Habitual dislocation differs in that stabilization of the shoulder joint can be done openly by making an incision on the anterior surface of the shoulder, as well as arthroscopically, without making incisions, that is, through punctures. A special optical device called an arthroscope . It allows you to examine the joint to identify the presence of damage to the ligamentous apparatus of the joint and determine the specific cause of instability. Through another puncture, special instruments are introduced into the joint cavity, which make it possible to attach the previously torn labrum. Fixation of the articular labrum is carried out using special absorbable clamps - anchors.
Survey
First, the researcher should ask the patient about the medical history. He can then perform an examination, comparing the affected shoulder with the unaffected side. To do this, you can use the following tests.
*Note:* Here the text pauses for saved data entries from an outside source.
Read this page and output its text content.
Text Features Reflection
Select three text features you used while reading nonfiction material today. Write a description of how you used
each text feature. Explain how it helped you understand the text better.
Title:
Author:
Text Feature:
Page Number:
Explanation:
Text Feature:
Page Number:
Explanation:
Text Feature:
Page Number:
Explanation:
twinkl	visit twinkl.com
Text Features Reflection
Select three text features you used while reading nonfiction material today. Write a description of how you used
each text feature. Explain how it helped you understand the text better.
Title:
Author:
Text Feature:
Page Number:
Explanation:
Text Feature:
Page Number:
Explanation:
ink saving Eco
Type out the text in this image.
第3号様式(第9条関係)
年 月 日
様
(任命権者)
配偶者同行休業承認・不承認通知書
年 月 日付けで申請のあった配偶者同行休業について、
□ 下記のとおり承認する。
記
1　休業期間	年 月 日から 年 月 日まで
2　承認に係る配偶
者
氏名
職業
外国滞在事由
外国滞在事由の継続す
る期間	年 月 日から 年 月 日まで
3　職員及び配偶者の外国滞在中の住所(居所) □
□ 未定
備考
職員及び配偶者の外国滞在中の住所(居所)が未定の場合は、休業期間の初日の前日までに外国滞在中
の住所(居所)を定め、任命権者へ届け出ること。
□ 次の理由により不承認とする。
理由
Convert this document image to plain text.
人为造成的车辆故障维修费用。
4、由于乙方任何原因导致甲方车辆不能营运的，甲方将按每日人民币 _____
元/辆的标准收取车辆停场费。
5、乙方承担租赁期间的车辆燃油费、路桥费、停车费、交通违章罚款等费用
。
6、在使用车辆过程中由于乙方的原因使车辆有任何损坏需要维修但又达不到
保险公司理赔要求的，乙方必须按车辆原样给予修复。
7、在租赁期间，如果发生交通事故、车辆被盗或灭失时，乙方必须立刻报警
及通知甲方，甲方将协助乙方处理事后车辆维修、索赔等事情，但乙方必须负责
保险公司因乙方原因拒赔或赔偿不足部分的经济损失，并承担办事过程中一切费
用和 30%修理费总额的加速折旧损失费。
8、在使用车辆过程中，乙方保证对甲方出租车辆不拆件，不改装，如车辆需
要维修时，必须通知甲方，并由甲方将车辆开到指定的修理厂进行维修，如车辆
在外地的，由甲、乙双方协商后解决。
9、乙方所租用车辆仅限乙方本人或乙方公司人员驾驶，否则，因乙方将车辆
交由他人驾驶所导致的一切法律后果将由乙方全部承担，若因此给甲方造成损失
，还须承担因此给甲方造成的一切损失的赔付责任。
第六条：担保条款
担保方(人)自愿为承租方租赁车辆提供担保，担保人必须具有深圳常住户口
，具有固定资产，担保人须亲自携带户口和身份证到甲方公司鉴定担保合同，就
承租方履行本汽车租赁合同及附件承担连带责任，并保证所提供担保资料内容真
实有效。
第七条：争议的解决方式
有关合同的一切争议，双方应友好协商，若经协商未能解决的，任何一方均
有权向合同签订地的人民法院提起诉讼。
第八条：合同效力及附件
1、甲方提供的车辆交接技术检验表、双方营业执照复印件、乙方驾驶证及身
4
- Load and displacement test
In this test, the therapist stabilizes the scapula and moves the humeral head posteriorly and anteriorly. This test can determine whether the humeral head will subluxate.
- Push-pull test
The patient's arm is in a position of 90 degrees of abduction and 30 degrees of forward flexion. The examiner grasps the midsection of the patient's shoulder and applies posterior pressure. This test is used to evaluate posterior shoulder instability.
- Protzman test
This test is similar to the load and displacement test, but the examiner's second hand is placed in the axilla to feel the movement of the humeral head as close to the glenoid cavity of the scapula as possible.
Prevention
In order to avoid such injury and long-term treatment, you must follow simple rules of prevention:
- strengthen muscles, joints and ligaments, for which you need to do exercises daily, or better yet, choose a set of exercises for the shoulder girdle,
- avoid excessive stress,
- replenish the body’s reserves with useful substances (calcium, vitamin D, collagen, B vitamins are especially necessary),
- stop smoking and drinking alcohol, as they impair tissue nutrition,
- Since no one is immune from falls, it is advisable to learn how to properly group yourself when falling, which will minimize the risk of injury.
also promptly consult a doctor if shoulder discomfort occurs.
Physical therapy
In patients with hemiplegia
Sling/support
Traditionally, support devices in the form of slings or orthoses have been used to manage patients with shoulder subluxation after stroke. The goal is to support the arm by preventing/minimizing downward displacement of the humerus and reducing stretching of the joint capsule. A 2009 Cochrane review concluded that there is insufficient evidence to conclude whether assistive devices are beneficial.
About shoulder subluxation with hemiplegia, see here.
Electrical stimulation
Also, one Cochrane review found that functional electrical stimulation increased pain-free passive external rotation of the humerus and reduced the degree of shoulder subluxation, but did not find a significant effect on upper limb motor recovery.
What to do if these symptoms occur?
If the patient has every reason to believe that he has a dislocation, then the first step is to contact a specialist. You cannot adjust the joint yourself, as this can lead to dire consequences: even greater trauma to the joint tissue, nerve damage, loss of motor function and sensitivity of the upper limb. Only a specialist can correctly assess the injury and prescribe the appropriate course of treatment. The sooner the victim is seen, the easier it is to solve the problem and the greater the chance of avoiding complications. As the day passes, muscle contraction will occur, making it more difficult to act promptly on the affected area. When transporting the patient to a doctor's appointment, the limb should be fixed in the position in which it was dislocated. You should not perform a reduction if the victim cannot return it to the reverse position on his own. To reduce pain, apply a cold compress to the injury site. To make an accurate diagnosis, it is necessary to explain in detail how exactly the incident happened.